Problems at SFF and PetroSA had also led the DoE to interrogate ways of improving governance and accountability at CEF subsidiaries. “In order to achieve this we will, in the coming months be embarking on restructuring of the CEF group and create a model that makes it easy for accountability and ensures the entity operates efficiently and in a professional manner.”
Kubayi hinted that the boards at the various CEF subsidiaries could be disbanded in favour of a single board, along the lines of the Transnet structure, where the various divisions fell under a single governance structure.
She would also not confirm for certain whether PetroSA would be given responsibility for revived plans for a new crude refinery, saying only that it would be pursued as a public-private partnership (PPP), with majority South African ownership in partnership with an established oil producer. “In the third quarter of this financial year we will be approaching Cabinet for a firm decision in this regard.”

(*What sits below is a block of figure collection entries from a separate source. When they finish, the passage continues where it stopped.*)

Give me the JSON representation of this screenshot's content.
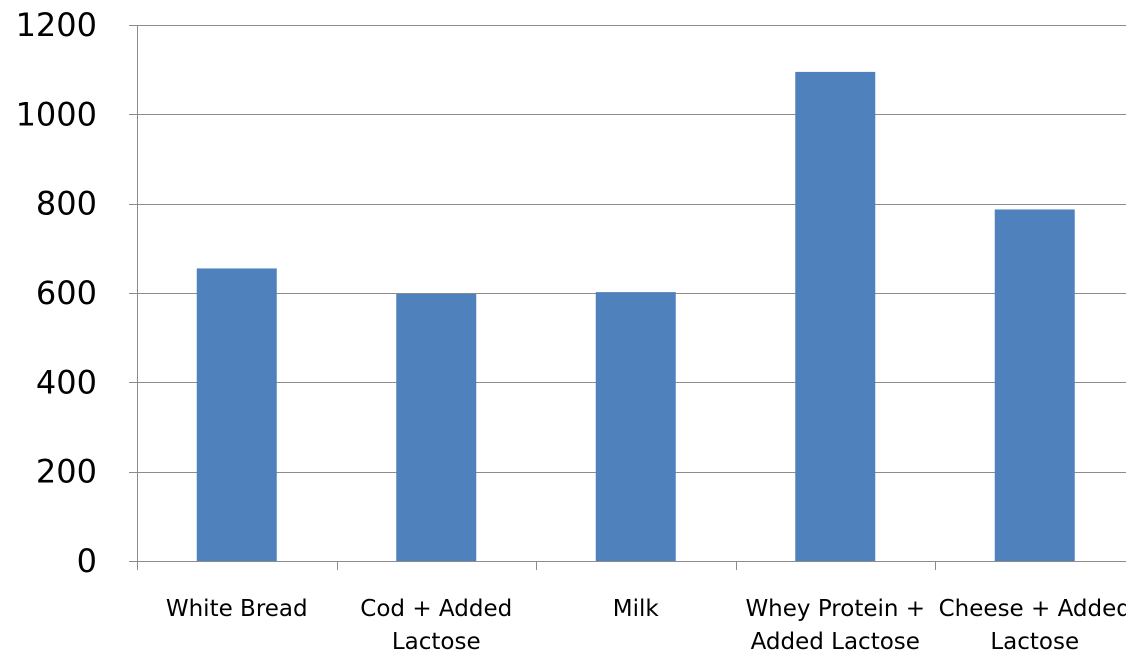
{
  "chart_data": {
    "type": "bar",
    "categories": [
      [
        "White Bread"
      ],
      [
        "Cod + Added",
        "Lactose"
      ],
      [
        "Milk"
      ],
      [
        "Whey Protein +",
        "Added Lactose"
      ],
      [
        "Cheese + Added",
        "Lactose"
      ]
    ],
    "values": [
      655,
      598,
      602,
      1095,
      787
    ],
    "ylim": [
      0,
      1200
    ],
    "y_ticks": [
      0,
      200,
      400,
      600,
      800,
      1000,
      1200
    ],
    "grid": true,
    "bar_color": "#4f81bd",
    "grid_color": "#8c8c8c"
  }
}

The CEF would, however, most likely play a role in the proposed development of a new gas pipeline from northern Mozambique, to South Africa. “In line with our regional integration strategy, we will negotiate with Mozambique regarding an energy collaboration agreement for the building of a pipeline from the Rovuma basin into South Africa, among other things. This will not only enable us to have access to natural gas from a neighbour, but it will also improve the possibility of a relatively attractive gas pricing formula relative to sourcing gas from the international market.”
Kubayi indicated talks had already been initiated with the Mozambican authorities and that certain regulatory constraints had already been identified, which would be discussed with the National Energy Regulator of South Africa.